L’Avvento è tempo propizio per meditare su Maria. Questa fanciulla straordinaria che, dopo l’annuncio dell’Angelo, si affretta ad andare da Elisabetta, percorrendo nientemeno che 150 chilometri, distanza che separava Nazareth dalla città di Giuda – l’attuale Ain Karim – dove viveva Elisabetta, per annunciarle la buona novella. E’ la prima visita e il primo viaggio importante di Gesù che ha già iniziato la sua esistenza, esistenza storica chiaramente perché quella eterna c’è sempre stata. Dio vive già sulla terra in quel piccolo bimbo che cresce silenziosamente nel seno di Maria. Ed ella non fa altro che la volontà del Signore nel seguire l’impulso di andare da Elisabetta a comunicarle la buona novella.

L’annuncio di Maria

E’ il primo annuncio fatto da Maria. “Ed Elisabetta fu piena di Spirito Santo” e capì subito che in Maria e per Maria era Gesù stesso che incontrava. Ed esclamò a gran voce: “A che debbo che la madre del mio Signore venga a me?”. Nel cuore di Elisabetta c’era dunque già la certezza non solo che il Signore era presente in Maria, ma anche che era l’autore di questo incontro. E terminò dicendo: “Beata colei che ha creduto nell’adempimento delle parole del Signore”. Frase ispirata fra tutte, nella quale si congiungono l’Antica e la Nuova Alleanza. Già Abramo infatti, quasi duemila anni prima, aveva creduto che la sua discendenza sarebbe stata “numerosa come le stelle del cielo” (Genesi 1,5), proprio quando lui non poteva avere discendenti suoi perché Sara era sterile. Aveva creduto dunque nella sola parola del Signore, perché la promessa di una discendenza sua era umanamente irrealizzabile. Ma la fede di Maria supera anche quella di Abramo e va infinitamente oltre il ragionevole.
Chiediamo dunque a Lei, piena di fede e piena di grazia, la docilità allo Spirito Santo. A Lei che non è mai stata, neanche per una frazione di secondo, sotto il potere del nemico e in balia di cattive ispirazioni. Chiediamole la grazia di diventare un po’ più come Lei “zolla innocente, fiorita e profumata aiuola nell’immensa palude dell’umanità” (Paolo VI ).

Ravvivare la speranza

Scriveva Paul Evdokimov: “Il mondo è sempre più un mondo senza Dio, perché è un mondo senza Madre, quindi Dio non vi può nascere”. E quindi non c’è più neanche il Natale! Infatti la società attuale sta snaturando il Natale: non è più celebrato secondo il suo significato etimologico come nascita di qualcuno, ma solo come festa delle luminarie, delle baldorie, dell’assalto alle vetrine, dove il festeggiato è sempre più assente, anzi, non si sa neanche più che ci sia o chi sia. Si festeggia, ma non c’è nessun festeggiato, come diceva il cardinal Biffi.
Eppure quel nascituro ha spaccato la Storia in due: prima di Lui e dopo di Lui.
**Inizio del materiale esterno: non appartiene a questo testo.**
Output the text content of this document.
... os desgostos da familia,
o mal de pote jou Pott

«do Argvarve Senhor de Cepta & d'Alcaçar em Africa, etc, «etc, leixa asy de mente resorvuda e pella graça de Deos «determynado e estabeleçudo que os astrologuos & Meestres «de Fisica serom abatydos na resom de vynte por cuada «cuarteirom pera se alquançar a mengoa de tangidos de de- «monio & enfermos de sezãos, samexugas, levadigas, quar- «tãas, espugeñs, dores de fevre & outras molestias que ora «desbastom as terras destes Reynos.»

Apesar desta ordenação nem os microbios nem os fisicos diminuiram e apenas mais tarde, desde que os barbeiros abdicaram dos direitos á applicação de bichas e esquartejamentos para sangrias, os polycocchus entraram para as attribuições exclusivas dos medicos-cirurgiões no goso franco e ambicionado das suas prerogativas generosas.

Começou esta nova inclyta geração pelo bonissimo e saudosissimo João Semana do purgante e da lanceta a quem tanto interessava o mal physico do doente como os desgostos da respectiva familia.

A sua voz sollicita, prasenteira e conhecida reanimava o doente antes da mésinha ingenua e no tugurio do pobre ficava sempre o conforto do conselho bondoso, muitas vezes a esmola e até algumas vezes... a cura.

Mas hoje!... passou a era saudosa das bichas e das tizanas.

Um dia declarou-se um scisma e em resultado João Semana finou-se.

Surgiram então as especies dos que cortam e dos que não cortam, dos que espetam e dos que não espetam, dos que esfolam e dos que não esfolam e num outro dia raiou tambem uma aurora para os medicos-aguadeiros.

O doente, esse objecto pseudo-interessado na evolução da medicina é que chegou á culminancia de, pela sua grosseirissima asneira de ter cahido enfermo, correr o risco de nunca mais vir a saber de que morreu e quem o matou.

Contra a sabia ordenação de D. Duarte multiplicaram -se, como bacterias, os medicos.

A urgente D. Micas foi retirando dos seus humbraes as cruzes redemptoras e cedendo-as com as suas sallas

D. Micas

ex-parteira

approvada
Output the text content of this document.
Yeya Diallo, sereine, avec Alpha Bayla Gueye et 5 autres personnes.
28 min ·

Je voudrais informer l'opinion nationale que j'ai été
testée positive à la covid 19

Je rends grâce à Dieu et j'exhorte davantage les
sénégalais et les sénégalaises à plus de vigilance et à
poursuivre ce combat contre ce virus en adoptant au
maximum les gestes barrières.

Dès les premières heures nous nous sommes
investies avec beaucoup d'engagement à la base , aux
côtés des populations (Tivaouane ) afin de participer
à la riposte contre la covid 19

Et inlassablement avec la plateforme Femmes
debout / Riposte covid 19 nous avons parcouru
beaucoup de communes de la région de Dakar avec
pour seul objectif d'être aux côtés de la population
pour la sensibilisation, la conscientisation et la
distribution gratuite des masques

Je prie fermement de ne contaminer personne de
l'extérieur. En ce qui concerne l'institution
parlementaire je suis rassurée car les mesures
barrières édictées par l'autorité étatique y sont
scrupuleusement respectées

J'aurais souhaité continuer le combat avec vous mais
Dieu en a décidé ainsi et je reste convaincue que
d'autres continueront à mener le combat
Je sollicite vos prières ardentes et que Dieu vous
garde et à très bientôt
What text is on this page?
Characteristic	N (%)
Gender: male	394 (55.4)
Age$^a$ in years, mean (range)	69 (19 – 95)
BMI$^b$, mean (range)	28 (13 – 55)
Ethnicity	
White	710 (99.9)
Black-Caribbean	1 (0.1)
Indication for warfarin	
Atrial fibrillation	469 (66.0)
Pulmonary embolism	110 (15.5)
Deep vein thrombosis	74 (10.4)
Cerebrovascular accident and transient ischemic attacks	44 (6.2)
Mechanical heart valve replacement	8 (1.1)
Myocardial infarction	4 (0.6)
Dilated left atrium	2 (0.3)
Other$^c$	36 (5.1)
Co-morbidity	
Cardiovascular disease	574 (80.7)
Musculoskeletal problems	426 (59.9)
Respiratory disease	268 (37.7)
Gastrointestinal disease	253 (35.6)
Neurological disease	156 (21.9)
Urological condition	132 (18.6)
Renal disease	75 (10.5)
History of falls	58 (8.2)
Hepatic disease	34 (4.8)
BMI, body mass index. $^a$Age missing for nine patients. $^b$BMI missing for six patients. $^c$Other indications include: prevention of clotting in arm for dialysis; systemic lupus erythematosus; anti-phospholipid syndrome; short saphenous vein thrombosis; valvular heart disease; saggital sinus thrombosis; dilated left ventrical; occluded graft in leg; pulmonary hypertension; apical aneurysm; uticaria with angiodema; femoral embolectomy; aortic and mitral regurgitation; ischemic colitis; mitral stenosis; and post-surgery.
Chiediamo dunque a Maria di ravvivare la nostra speranza per portarla nel mondo intero. C’è tanto pessimismo nei cuori, paure, ansie, e questo non edifica un mondo nuovo, ma spegne la speranza e inaridisce l’anima. Facciamoci portatori di speranza e di pace. Scriveva Charles Pèguy: “La fede che preferisco – dice Dio – è la speranza”.

L’atteggiamento specifico dei cristiani deve essere la speranza, cioè la certezza che Lui è con noi, cammina con noi e ci conduce per mano. Come dice questa bella poesia di cui non ricordo l’autore: “Possa la strada venirti incontro, possa Dio tenerti sul palmo della mano fino al prossimo incontro. Al termine della via, non c’è la via, ma il traguardo; al termine dell’inverno, non c’è l’inverno, ma la primavera, al termine della morte non c’è la morte, ma la vita”.